Ahora, a unas semanas del regreso a clases presenciales, su negocio apenas ha subido 20 por ciento en ventas, al comprender que la situación financiera de los estudiantes tampoco es la mejor.

“Realmente no hay tantas, tantas ventas. Muchos muchachos, yo percibo, que no traen tanto dinero. Inclusive una vez vino uno, (dijo) ‘Oye, una gordita. Traigo 10 pesos’”, explicó el comerciante, quien recordó el apoyo que le dio al joven para que pudiera comer algo. “Gente que anda muy limitada, la verdad”, expresó.

Más adelante, frente a la misma institución educativa, los puestos de comida que solían llenarse anteriormente de jóvenes que iban y venían por el lugar, lucían aún cerrados, como si no se hubieran enterado del regreso a clases presenciales.

“Es por lo mismo, porque no hay venta.

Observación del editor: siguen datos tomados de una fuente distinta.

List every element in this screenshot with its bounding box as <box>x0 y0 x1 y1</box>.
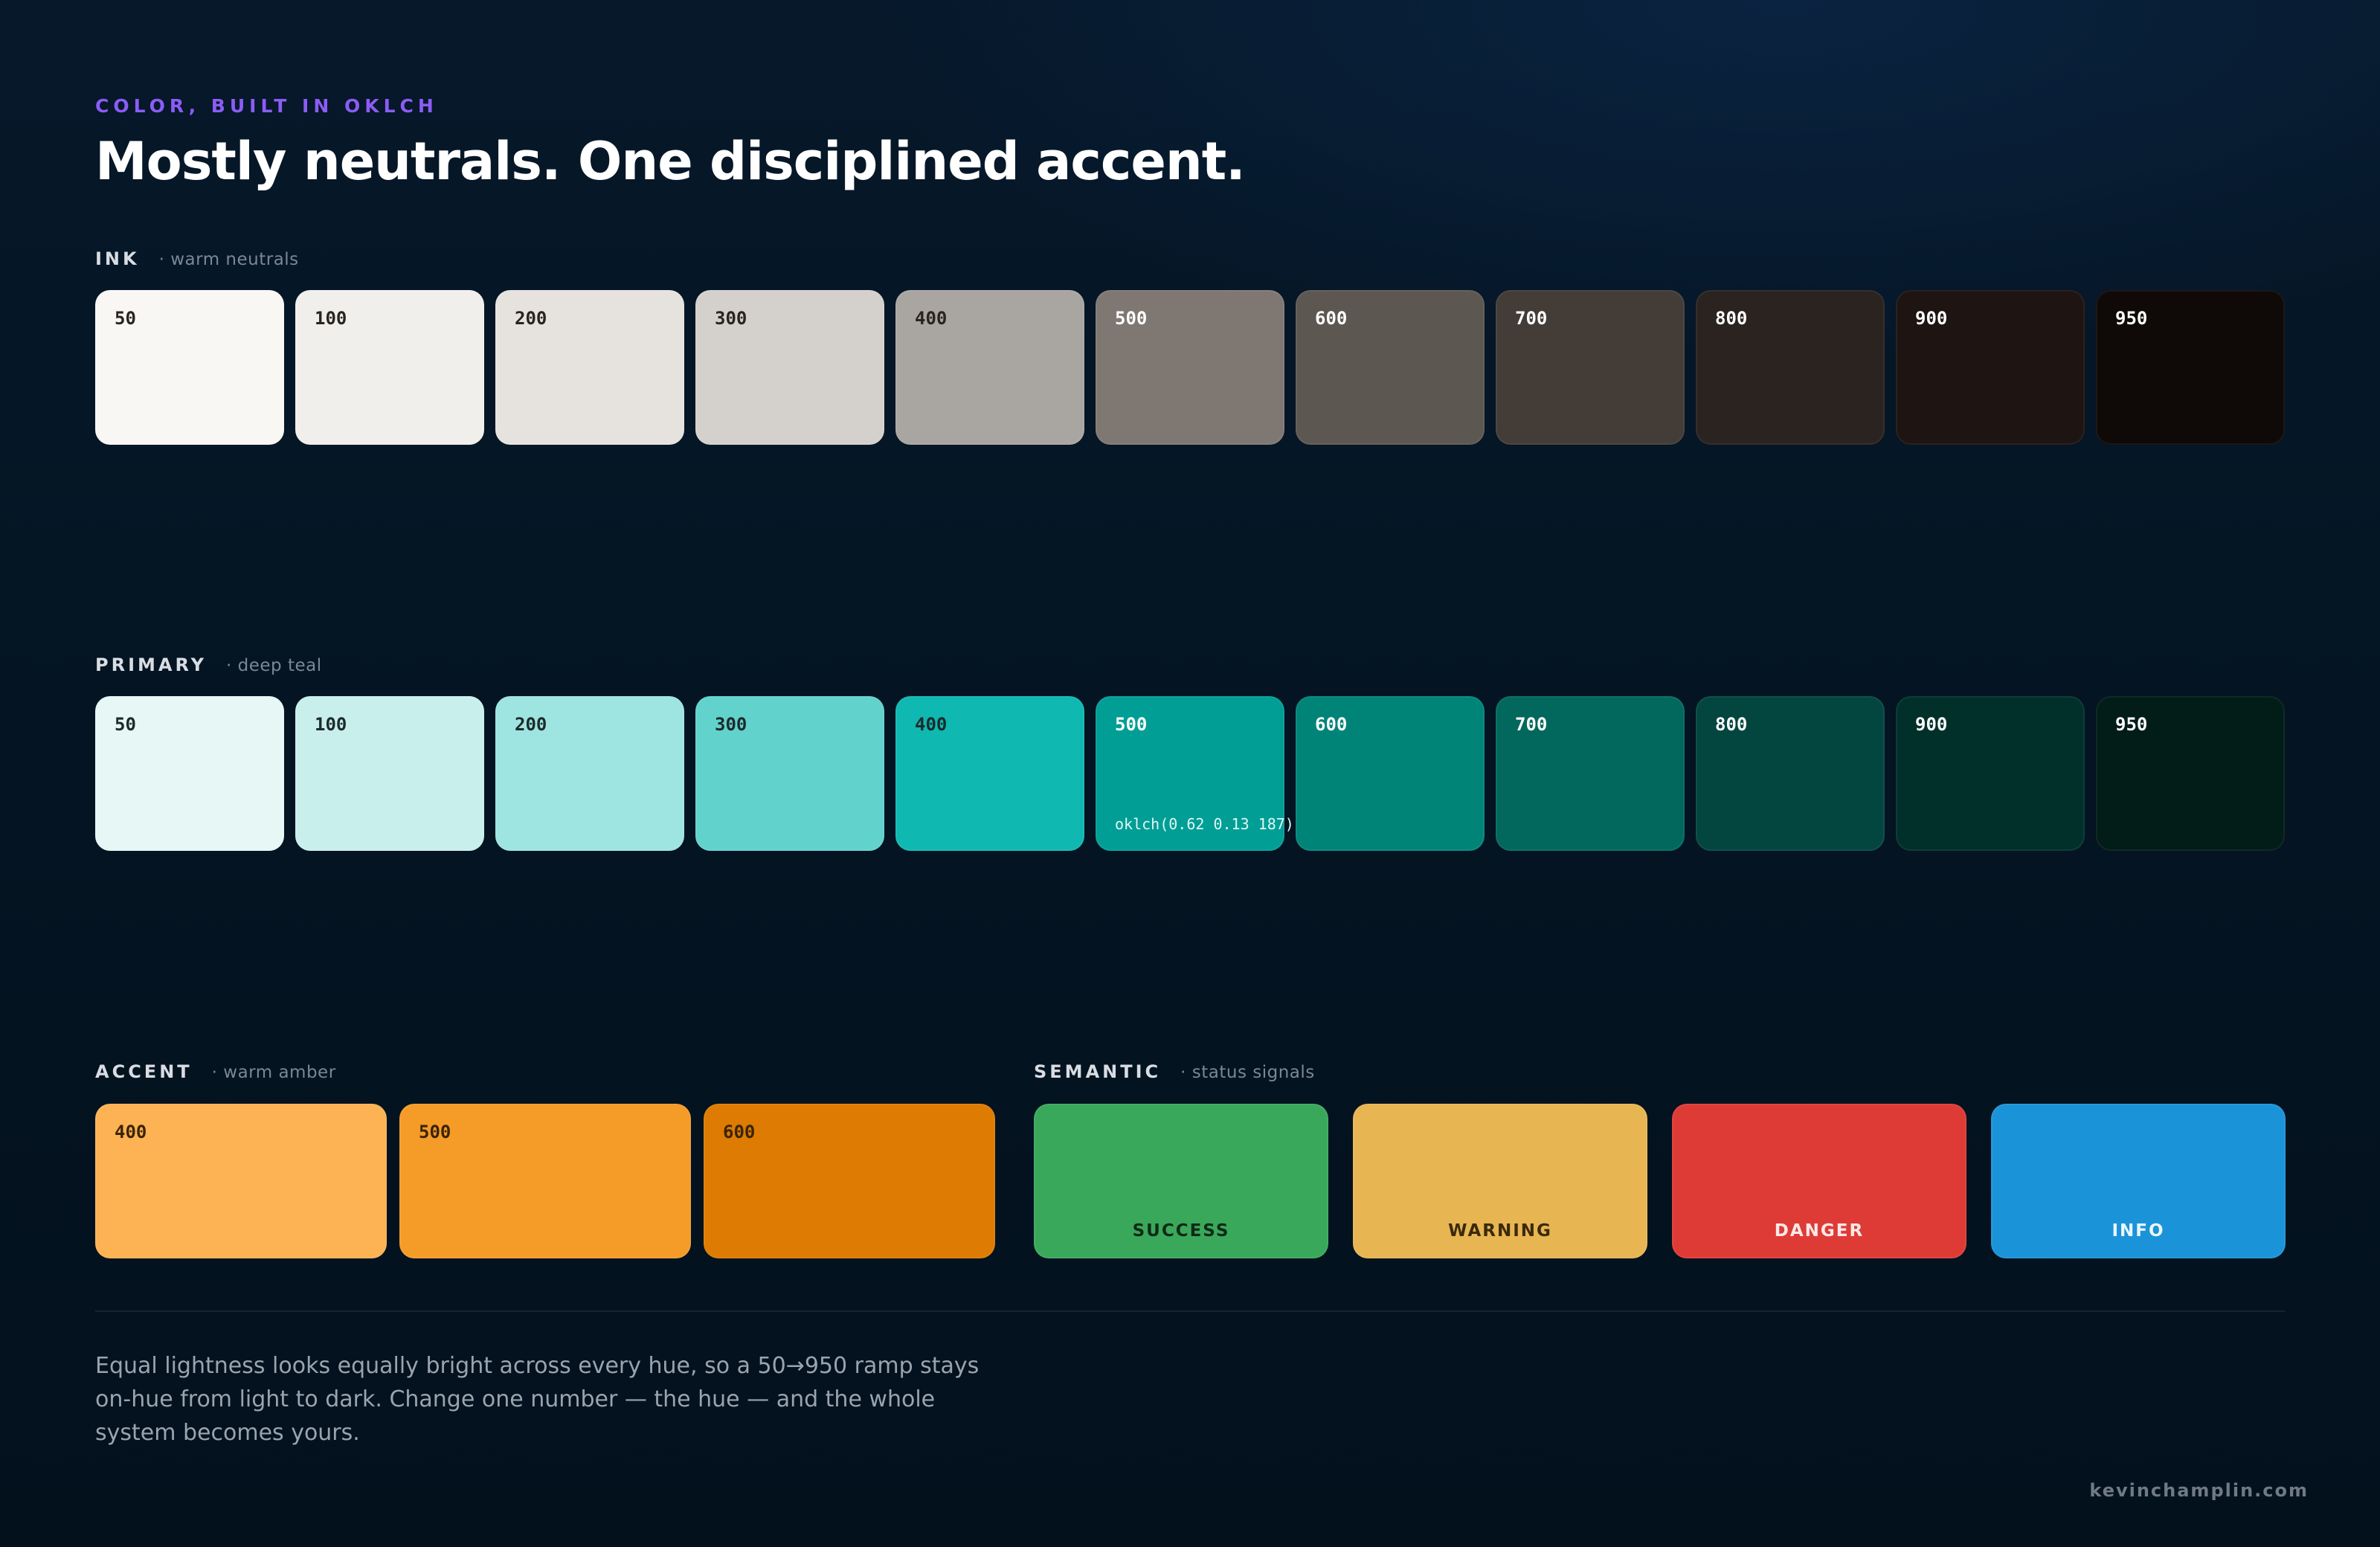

Pues estaban cerradas las escuelas, todavía no se normalizan. Entonces ahorita están regresando, es como un ciclo escolar nuevo, entonces toda esta gente (los vendedores) no se arriesga todavía, porque saben que no hay la afluencia suficiente de estudiantes. Entonces la inversión que van a hacer, corren el riesgo de que a lo mejor ni lo recuperen”, declaró don Javier Enríquez, que esperaba en el estacionamiento quien le comprara uno de sus bolis de rompope.

Sin embargo, ambos comerciantes dijeron conservar la esperanza de que el regreso de los muchachos a sus clases normales ayude a levantar sus negocios, tal como lo hace Ernesto Delgado, quien desde hace tres días llegó desde Jerez a la Prepa 2 en su camioneta, en espera de que el sabor de sus nieves y la próxima temporada de calor le ayuden a posicionarse en este mercado.

Finalmente, los tres coinciden en que este regreso apenas comienza, por lo que aún hay optimismo por parte de los comerciantes de la zona, ya que “como dice el dicho: ya vendrán tiempos mejores”, aseguró don Javier.